My reply to “but, but, but I’m not a bad person!” is always… yes, you are. Now you have a choice. Be good or fuck off.
This is an irrelevant point. We are not talking about monuments or statues in another country. We are talking about here in the US.
Please do not derail the conversation as it detracts and muddled the point of it. If you do not have something to contribute then don’t.
Seems like the perfect location for a grand urinal.
So the woman is crying because people are so negative on nazi’s and she feels like she’s being judged? So she’s a nazi, right?
I don’t really think that’s true (I wouldn’t be surprised if it was) but it just amazes me how she’s so worried about being judged. We get judged for everything we do all the time. Some people who you barely even think are people are going to judge you negatively for saying you barely think they are people, and that is getting you choked up? Because if Nazis don’t like me, I could imagine being scared, but I’m not going to be sad.
This conversation reminded me of this “light-hearted” bit expressing a similar idea.
I get why you don’t want to call someone “the black woman”. At the same time it’s certainly not a coincidence that people in racial minorities have clearer perspectives on racism. I find myself a lot more attentive to what the non-white members of political discussions have to say because it’s consistently more insightful.
There’s nothing whatsoever bad about being judged on what you say. As opposed to say being judged by the color of your skin.
You shouldn’t badmouth robots like that.
… which included the claims that he would oust his rivals in the federal government, who were “wetting themselves” …
I do believe Mr. Bannon is getting a wee bit terrified.
A certain version of it
I think that nudging those people into the crowd with the hard core racists is the overweening goal of the “alt right.” That is, I think, what the organizers mean by “Unite the right.” Their torch light vigil on Friday might have helped. Saturday’s clusterf**k, with street fighting between armed Nazis and counter protestors and dead and injured people, and one individual arrested for murder has hopefully set back that agenda considerably. Quiet bigots might be willing to wear khaki pants and a polo shirt and whine about discrimination against whites, but they really aren’t hoping to start a racewar with tons of bodies a la The Turner Diaries. At least I hope not.
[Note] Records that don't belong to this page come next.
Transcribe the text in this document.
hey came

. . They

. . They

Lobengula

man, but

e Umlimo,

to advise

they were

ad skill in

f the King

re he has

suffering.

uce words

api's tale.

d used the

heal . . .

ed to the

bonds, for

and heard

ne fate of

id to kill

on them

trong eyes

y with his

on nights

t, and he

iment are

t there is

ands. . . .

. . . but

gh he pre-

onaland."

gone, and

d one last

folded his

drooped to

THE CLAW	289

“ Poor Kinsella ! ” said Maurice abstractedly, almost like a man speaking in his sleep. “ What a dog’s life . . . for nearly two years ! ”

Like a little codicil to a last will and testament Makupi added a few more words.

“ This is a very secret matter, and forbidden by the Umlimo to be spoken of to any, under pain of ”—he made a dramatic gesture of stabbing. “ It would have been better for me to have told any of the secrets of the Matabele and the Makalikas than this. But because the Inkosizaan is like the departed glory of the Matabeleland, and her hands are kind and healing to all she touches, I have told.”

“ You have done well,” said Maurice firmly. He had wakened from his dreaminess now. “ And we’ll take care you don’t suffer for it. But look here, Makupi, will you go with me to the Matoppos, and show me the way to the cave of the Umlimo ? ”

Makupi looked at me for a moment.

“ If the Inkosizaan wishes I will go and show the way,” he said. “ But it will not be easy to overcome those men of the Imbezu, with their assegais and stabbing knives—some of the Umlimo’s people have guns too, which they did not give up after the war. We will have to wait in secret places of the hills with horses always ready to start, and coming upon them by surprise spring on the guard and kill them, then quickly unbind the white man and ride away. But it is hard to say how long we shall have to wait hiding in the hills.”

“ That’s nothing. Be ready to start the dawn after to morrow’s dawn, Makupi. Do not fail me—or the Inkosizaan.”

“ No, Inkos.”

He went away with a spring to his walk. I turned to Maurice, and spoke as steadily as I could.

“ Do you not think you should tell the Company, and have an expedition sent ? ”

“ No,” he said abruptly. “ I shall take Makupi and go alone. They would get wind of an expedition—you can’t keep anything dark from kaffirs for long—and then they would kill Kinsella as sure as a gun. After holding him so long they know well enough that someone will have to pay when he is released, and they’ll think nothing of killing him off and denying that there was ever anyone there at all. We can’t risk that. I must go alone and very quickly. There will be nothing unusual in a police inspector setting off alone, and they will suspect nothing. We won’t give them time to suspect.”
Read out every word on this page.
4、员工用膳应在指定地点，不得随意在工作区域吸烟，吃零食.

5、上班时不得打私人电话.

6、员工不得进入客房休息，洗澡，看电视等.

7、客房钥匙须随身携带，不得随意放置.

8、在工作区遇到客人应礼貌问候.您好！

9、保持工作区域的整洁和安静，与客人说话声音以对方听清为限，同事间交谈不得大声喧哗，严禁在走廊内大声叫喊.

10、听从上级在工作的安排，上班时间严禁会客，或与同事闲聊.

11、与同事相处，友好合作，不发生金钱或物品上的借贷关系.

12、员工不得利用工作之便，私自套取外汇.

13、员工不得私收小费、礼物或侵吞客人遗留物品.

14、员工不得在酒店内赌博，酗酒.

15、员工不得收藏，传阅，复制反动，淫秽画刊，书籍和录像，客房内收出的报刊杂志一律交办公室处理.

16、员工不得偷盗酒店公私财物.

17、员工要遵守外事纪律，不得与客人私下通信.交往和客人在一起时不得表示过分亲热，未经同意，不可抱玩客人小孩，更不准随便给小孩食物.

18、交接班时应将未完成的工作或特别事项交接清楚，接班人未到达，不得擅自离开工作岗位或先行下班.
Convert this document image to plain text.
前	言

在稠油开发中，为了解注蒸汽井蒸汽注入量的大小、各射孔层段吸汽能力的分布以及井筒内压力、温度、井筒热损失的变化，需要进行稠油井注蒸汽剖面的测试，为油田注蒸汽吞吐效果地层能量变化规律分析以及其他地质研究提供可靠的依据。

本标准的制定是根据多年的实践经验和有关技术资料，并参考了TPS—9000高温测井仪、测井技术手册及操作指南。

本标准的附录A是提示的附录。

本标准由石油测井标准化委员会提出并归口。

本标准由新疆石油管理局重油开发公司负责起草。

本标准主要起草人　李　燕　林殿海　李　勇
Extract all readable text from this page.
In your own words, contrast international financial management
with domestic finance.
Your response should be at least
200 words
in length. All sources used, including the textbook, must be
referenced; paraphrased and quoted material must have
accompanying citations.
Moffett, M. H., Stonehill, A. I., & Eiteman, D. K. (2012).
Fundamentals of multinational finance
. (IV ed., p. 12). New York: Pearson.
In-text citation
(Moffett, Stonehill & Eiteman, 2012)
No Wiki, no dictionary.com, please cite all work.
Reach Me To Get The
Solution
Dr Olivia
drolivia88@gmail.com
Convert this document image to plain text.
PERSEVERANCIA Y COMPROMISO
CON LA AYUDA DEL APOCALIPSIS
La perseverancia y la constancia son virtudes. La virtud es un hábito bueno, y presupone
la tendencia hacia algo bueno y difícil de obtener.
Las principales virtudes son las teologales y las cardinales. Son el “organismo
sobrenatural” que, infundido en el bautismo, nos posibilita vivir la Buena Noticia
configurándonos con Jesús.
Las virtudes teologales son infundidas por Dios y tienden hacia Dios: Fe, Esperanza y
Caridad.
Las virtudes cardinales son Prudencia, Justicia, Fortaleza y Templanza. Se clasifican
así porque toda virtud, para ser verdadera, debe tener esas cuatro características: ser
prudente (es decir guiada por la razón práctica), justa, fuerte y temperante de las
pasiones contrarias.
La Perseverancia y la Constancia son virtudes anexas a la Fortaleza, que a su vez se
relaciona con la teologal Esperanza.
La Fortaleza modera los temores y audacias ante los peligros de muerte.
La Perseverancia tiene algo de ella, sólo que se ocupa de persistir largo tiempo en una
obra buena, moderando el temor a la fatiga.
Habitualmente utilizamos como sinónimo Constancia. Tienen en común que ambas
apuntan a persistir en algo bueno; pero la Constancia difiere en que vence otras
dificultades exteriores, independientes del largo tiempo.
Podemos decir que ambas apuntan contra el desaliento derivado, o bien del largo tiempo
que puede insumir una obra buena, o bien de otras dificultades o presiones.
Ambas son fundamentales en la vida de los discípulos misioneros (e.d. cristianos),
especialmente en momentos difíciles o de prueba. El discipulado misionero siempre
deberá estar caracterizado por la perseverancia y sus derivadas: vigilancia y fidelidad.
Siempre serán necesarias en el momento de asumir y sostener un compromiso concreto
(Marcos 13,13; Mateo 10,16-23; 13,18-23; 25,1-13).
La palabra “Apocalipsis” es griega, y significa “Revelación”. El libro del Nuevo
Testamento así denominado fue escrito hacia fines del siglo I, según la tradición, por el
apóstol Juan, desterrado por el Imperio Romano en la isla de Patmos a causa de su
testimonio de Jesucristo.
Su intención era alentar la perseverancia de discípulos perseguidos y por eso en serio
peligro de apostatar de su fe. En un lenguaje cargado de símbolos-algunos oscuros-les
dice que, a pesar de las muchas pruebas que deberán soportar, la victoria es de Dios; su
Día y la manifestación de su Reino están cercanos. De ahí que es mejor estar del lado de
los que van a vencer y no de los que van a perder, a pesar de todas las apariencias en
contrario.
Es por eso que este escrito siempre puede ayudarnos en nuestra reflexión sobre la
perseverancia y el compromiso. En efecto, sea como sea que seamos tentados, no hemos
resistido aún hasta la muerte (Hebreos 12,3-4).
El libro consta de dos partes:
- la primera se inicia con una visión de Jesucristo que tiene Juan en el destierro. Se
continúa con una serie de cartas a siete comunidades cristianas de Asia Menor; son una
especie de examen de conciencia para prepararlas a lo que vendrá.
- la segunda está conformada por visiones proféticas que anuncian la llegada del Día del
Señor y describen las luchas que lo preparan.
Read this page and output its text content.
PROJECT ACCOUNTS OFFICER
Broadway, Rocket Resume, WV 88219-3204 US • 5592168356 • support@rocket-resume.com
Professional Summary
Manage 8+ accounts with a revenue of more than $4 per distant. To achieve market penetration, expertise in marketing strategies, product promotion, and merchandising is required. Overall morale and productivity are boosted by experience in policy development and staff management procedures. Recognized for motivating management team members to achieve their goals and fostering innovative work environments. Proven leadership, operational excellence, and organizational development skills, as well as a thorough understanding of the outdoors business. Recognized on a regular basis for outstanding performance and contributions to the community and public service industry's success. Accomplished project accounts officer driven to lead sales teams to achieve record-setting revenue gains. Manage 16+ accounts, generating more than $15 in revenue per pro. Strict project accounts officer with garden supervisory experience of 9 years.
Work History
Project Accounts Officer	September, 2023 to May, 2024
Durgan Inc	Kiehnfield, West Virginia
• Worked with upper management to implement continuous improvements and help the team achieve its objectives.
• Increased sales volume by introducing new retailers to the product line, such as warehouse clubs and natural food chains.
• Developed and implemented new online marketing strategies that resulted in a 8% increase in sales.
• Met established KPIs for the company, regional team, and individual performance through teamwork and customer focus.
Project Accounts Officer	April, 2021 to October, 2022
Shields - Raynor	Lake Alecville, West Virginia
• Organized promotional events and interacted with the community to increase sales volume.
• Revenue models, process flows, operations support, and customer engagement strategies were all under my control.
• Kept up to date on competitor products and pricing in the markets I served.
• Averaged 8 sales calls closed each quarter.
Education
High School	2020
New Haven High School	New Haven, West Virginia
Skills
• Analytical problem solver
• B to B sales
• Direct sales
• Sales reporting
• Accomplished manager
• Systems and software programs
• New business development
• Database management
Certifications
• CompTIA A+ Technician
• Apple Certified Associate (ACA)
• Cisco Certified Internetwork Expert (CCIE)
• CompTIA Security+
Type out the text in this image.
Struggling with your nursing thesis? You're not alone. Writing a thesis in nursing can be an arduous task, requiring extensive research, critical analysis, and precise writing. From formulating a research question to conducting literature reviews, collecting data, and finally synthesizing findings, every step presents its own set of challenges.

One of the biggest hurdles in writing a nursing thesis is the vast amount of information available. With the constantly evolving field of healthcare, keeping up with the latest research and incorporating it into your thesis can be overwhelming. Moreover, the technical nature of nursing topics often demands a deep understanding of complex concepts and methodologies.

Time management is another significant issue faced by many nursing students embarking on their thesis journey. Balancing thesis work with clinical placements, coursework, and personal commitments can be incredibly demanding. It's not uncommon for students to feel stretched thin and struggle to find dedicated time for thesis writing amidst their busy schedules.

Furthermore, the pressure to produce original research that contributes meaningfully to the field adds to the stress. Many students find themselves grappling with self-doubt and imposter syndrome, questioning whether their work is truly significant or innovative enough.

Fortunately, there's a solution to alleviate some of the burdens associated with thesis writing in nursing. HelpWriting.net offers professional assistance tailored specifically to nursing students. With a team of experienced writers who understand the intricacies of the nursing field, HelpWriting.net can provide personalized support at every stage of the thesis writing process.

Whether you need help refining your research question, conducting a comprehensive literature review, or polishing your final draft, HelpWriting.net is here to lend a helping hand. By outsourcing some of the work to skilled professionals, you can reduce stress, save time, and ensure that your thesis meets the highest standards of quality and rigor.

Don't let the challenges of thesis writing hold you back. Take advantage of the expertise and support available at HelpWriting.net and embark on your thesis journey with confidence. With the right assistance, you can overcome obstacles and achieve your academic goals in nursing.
Edited to add…All of that was a rather long winded way of saying that “Unite the Right” is really a code phrase for “Unite the White.” Now I’m picturing a “Letterman” cartoon where he exposes the Nazis by removing the “W” off of his sweater and suddenly all the preppy looking white polo shirts are replaced by Nazi uniforms, and the “rebel flags” turn into swastikas.
IKR?
It’s so confusing, I’m worried I’ll say something inappropriate like “fart-right” or “fault-right”!
And right there is the root of many problems in America.
The torch “vigil” was where they were chanting “Jews will not replace us”. I think that anyone who came in favor of keeping the statue but stayed after that didn’t need any nudging.
*lmao @ the fact that she actually broke out “the Wop.”
“Join the FUN!”
I don’t think it’s all that irrelevant. It’s important to see how other countries handle memorials and use that to help figure out what works for us.
I find it blindingly obvious that we need to have monuments to battles and memorials to those who fought and died in them. We need them to remind us of that terrible period so that we can keep it from happening or be ready to fight if it happens again.
There should be one specific memorial for each Confederate figure and that is their gravesite. It’s important to know that these people lived and died and what they stood for, not to glorify them but to remind us that people do terrible things.
But above all else, to hell with monuments to the Confederacy. No glory for losers and traitors.
Yup. If these people had any follow through to their synchronized chanting, they’d study up, get law degrees, and take over the Charlottesville ACLU.
This quote from Incredible Mr. Ripley really stuck with me:
Well, whatever you do, however terrible, however hurtful, it all makes sense, doesn’t it, in your head. You never meet anybody that thinks they’re a bad person.
(sobs) why can’t I espouse my hateful views without people disliking me
I totally had a Freudian slip the first time I was talking about the rally and said Unite the White. It just seems so obvious.
It’s interesting to me that people don’t dwell on the name much. You’d think that people would want to say, “These people said this was about uniting the right, I consider myself right wing and they do not represent the values of the right.” I mean, why is it that nazis thought that the right was theirs to unite? Conservatives push back against claims of “right-wing extremism” by saying “that was a lone nutcase” not by saying, “those are no the values of conservatives.”